When Muriel Mackay was formally "presented to Court" at Buckingham Palace soon after the coronation of King George VI in 1937, she remarked that her slinky chiffon sequinned gown "was somewhat like" the one worn by the Queen.
Though, "the Queen's dress looked the best".
Also invited to attend the Coronation Ball, Mackay decided she didn't have anything quite befitting that occasion, so she rented a dress - it was a Mozart-era-styled fancy dress ballroom costume, with ostrich feathers and a white wig.
She hired a leading London studio to create a suite of photographs of herself dressed for the ball, and in personal correspondence noted how many compliments she received on her outfit. Those photos, and the sequinned gown, were included in a donation to the Maitland-based Australian Museum of Clothing and Textiles by Mackay's ancestors.
The Muriel Mackay Collection is the museum's largest holding from one person's wardrobe. The first exhibition to be held from the Mackay collection, including the gown that rivalled a Queen's, is currently on show. The exhibition is being held at Brough House in Maitland, as the museum awaits its new exhibition space and archive centre.
Museum president Sandy Earle says the clothing collection, and related memorabilia, is an important and very personal social document. In wearing the fancy dress costume to the Coronation Ball, Mackay was "projecting her identity and making a statement", Earle says.

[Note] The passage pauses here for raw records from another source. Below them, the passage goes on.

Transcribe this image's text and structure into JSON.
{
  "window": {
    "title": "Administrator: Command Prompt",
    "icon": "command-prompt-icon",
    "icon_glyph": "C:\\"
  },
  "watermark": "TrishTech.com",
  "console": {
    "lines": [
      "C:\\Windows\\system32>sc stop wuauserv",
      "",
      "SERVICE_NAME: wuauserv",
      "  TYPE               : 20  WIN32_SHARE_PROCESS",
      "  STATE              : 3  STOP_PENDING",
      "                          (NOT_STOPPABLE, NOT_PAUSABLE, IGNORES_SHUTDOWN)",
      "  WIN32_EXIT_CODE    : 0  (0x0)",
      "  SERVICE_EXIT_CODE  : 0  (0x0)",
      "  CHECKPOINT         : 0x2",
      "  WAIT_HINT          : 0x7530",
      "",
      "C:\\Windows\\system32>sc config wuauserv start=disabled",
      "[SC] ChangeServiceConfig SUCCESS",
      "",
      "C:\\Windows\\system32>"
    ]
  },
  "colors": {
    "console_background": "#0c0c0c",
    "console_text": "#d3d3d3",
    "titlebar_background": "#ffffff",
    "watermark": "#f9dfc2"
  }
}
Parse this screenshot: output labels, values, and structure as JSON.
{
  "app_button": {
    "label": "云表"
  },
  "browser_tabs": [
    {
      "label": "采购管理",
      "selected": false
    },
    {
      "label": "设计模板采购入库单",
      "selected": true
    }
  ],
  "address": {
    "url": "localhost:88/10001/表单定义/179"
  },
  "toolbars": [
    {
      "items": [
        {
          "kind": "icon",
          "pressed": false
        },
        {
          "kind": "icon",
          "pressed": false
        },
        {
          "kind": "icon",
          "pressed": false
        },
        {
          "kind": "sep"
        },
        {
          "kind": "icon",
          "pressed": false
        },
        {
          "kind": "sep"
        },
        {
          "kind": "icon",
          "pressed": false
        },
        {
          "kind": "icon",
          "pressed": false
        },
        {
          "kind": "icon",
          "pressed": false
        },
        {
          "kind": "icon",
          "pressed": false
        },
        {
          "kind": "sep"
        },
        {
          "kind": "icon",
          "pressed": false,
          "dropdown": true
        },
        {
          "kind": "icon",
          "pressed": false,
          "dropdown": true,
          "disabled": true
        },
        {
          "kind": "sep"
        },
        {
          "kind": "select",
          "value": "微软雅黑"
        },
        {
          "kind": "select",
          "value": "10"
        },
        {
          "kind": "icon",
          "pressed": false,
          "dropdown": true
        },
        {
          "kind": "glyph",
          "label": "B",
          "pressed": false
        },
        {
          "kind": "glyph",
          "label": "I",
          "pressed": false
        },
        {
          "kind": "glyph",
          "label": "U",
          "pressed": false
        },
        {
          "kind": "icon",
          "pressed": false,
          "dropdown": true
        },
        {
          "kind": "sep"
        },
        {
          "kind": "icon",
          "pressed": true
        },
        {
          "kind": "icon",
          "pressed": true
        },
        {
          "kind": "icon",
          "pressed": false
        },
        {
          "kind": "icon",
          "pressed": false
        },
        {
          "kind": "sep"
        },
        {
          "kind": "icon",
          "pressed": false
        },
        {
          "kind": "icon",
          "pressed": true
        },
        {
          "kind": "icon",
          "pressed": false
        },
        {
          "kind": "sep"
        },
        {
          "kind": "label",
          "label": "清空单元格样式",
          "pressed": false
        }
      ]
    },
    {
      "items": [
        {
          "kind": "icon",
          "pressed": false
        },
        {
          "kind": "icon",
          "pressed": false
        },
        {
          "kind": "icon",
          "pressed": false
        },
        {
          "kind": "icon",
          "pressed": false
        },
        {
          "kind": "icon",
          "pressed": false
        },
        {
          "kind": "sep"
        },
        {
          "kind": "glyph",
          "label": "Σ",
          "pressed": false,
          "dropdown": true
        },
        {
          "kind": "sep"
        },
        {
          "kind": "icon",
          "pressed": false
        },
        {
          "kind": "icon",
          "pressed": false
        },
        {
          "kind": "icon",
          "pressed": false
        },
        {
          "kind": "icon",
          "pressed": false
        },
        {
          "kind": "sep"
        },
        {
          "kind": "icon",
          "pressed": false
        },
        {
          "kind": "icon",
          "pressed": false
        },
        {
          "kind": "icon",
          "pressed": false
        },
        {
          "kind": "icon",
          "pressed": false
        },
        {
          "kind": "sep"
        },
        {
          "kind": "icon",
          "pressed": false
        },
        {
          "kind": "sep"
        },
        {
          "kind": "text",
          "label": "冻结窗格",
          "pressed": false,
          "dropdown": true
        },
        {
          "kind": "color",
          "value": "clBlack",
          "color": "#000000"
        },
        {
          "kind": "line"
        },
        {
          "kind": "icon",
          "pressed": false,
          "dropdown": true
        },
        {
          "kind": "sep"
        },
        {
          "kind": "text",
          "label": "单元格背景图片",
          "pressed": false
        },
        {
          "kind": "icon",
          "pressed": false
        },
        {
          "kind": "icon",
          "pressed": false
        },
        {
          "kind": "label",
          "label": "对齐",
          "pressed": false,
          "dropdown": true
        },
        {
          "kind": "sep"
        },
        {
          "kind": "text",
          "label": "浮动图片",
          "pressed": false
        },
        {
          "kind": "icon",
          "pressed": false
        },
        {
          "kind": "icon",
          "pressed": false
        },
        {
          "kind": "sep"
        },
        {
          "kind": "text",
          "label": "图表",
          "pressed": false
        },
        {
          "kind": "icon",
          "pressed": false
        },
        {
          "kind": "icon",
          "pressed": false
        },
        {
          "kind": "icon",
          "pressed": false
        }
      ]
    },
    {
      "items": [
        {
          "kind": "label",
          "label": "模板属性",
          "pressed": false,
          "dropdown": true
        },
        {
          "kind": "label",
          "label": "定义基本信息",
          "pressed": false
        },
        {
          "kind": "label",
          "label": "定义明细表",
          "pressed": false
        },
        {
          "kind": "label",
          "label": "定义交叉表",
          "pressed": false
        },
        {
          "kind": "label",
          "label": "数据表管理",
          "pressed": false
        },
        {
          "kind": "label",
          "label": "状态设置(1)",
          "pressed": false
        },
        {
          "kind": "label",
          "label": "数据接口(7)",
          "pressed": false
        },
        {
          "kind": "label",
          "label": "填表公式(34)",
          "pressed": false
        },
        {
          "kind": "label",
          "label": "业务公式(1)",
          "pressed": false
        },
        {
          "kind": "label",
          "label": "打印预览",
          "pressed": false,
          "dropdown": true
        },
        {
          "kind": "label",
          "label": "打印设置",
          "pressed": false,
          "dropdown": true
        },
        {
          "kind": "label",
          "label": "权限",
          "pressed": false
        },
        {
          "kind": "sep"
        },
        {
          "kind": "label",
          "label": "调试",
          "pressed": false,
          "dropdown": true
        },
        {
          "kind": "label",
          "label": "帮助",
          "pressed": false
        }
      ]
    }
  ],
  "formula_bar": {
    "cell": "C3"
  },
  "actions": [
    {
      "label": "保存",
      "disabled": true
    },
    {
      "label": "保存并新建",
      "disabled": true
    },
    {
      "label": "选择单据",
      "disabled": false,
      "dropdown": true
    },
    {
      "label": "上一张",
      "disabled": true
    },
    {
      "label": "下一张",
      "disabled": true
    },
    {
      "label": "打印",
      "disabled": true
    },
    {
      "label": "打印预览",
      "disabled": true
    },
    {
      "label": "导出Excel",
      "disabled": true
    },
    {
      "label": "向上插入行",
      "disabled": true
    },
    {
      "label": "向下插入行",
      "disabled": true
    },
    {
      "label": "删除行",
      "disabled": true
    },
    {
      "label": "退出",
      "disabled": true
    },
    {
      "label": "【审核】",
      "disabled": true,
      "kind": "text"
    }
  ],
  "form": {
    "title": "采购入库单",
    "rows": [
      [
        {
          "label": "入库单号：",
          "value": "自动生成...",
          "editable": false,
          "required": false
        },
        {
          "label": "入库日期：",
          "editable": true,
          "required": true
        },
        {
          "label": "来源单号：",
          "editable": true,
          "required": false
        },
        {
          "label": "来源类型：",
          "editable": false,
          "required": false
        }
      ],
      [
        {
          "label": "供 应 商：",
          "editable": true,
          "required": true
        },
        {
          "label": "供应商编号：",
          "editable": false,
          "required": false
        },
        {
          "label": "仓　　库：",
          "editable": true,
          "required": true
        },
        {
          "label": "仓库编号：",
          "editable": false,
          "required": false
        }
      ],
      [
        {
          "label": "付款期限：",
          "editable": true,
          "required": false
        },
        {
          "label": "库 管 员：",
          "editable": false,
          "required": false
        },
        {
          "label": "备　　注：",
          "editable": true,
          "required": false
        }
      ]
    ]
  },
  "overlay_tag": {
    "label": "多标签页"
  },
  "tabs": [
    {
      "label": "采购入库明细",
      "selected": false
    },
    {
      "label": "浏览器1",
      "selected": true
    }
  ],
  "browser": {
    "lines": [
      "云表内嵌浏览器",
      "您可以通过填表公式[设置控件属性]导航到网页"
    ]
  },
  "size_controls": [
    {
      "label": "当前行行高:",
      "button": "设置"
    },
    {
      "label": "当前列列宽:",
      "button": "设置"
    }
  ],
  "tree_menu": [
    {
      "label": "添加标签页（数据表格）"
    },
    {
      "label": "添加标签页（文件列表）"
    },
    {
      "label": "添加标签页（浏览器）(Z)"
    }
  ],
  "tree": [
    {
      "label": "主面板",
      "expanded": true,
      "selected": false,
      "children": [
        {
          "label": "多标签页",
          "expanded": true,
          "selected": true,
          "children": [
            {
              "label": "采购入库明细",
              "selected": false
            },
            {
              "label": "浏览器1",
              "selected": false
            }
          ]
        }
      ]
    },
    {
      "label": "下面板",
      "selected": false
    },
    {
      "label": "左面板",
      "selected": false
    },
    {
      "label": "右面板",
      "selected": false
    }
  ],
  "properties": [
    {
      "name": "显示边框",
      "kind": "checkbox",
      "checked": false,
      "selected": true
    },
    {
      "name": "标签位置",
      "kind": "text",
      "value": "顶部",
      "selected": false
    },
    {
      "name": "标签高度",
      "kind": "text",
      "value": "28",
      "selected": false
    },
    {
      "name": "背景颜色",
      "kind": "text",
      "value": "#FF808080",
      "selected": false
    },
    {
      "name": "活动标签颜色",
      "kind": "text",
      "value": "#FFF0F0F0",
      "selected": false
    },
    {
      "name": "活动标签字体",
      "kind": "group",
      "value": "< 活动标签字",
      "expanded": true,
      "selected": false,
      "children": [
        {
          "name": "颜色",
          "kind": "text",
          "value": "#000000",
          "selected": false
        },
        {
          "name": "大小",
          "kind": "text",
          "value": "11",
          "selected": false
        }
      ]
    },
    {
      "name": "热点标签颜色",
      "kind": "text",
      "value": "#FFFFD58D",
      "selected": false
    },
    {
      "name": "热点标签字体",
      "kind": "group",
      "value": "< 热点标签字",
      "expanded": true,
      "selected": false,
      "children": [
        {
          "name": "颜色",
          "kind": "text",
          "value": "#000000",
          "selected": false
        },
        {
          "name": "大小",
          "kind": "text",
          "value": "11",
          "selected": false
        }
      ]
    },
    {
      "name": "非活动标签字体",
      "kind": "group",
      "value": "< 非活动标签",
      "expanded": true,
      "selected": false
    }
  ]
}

Much of Mackay's clothing came from Parisian labels, and one item, an embroidered green cape, was a gift from the Queen of Nepal. Newspaper social columnists describe her style as "artistic and smart frocking".
"She dressed to impress," Earle says. "Clothing in her time represented status, it represented far more than we draw from clothing today. That was her making her mark."
Muriel Mackay was born in Raymond Terrace, the daughter of local doctor John Meredith. In 1913 she married grazier and racehorse breeder William (Bill) Hooke Mackay Jnr, of one of the Hunter Valley's wealthiest landholder families. They built Tinagroo Homestead near Scone, where they hosted lavish weekend parties and polo carnivals.
Mackay was an equestrian champion and was photographed on horseback by one of the era's iconic image makers, Harold Cazneaux.
Alongside her extravagant lifestyle, Mackay was involved in the early years of the NSW Country Women's Association (CWA), which is currently celebrating its centenary. An exhibition of the organisation's history will be opened with a cake stall next Friday at Maitland Library.
Mackay led the establishment of 13 CWA branches, including Newcastle and Maitland. She single-handedly raised all of the funds to buy the former Racecourse Inn in Frederick Street, Merewether, which was turned into a holiday home for women and children of the outback, many of whom had never seen the sea.
She also organised the establishment of baby health clinics and ladies' restrooms in country towns.
After divorcing in a blaze of media reportage in the early 1930s, Mackay travelled Europe and was there when war broke out. She drove ambulances behind the front lines in France, worked in a munitions factory and drove stretcher bearers during the night bombings of London. Mackay's wartime diaries and uniform buttons were also given to the museum.
Andrew Mitchell, whose mother Alison is Mackay's niece and had saved her aunt's collection, says that it is fitting for their family's treasured items to be secured in the national museum of clothing, and it "seemed the perfect home" as the museum is situated in the Hunter Valley, coming full circle to where the story had started.
Mitchell says his mother recalled her aunt "as a strong independent woman from the rural Hunter region, who travelled the world and moved in Sydney's high society circles". On the other side of the family tree, down the lineage of Mackay's father's second wife, Hugh-Angus Bright says "Muriel was this enigma". Bright, a Newcastle law student, is writing Mackay's biography.
Jo Cooper has been researching the life of Muriel Mackay for the museum under a Create NSW grant.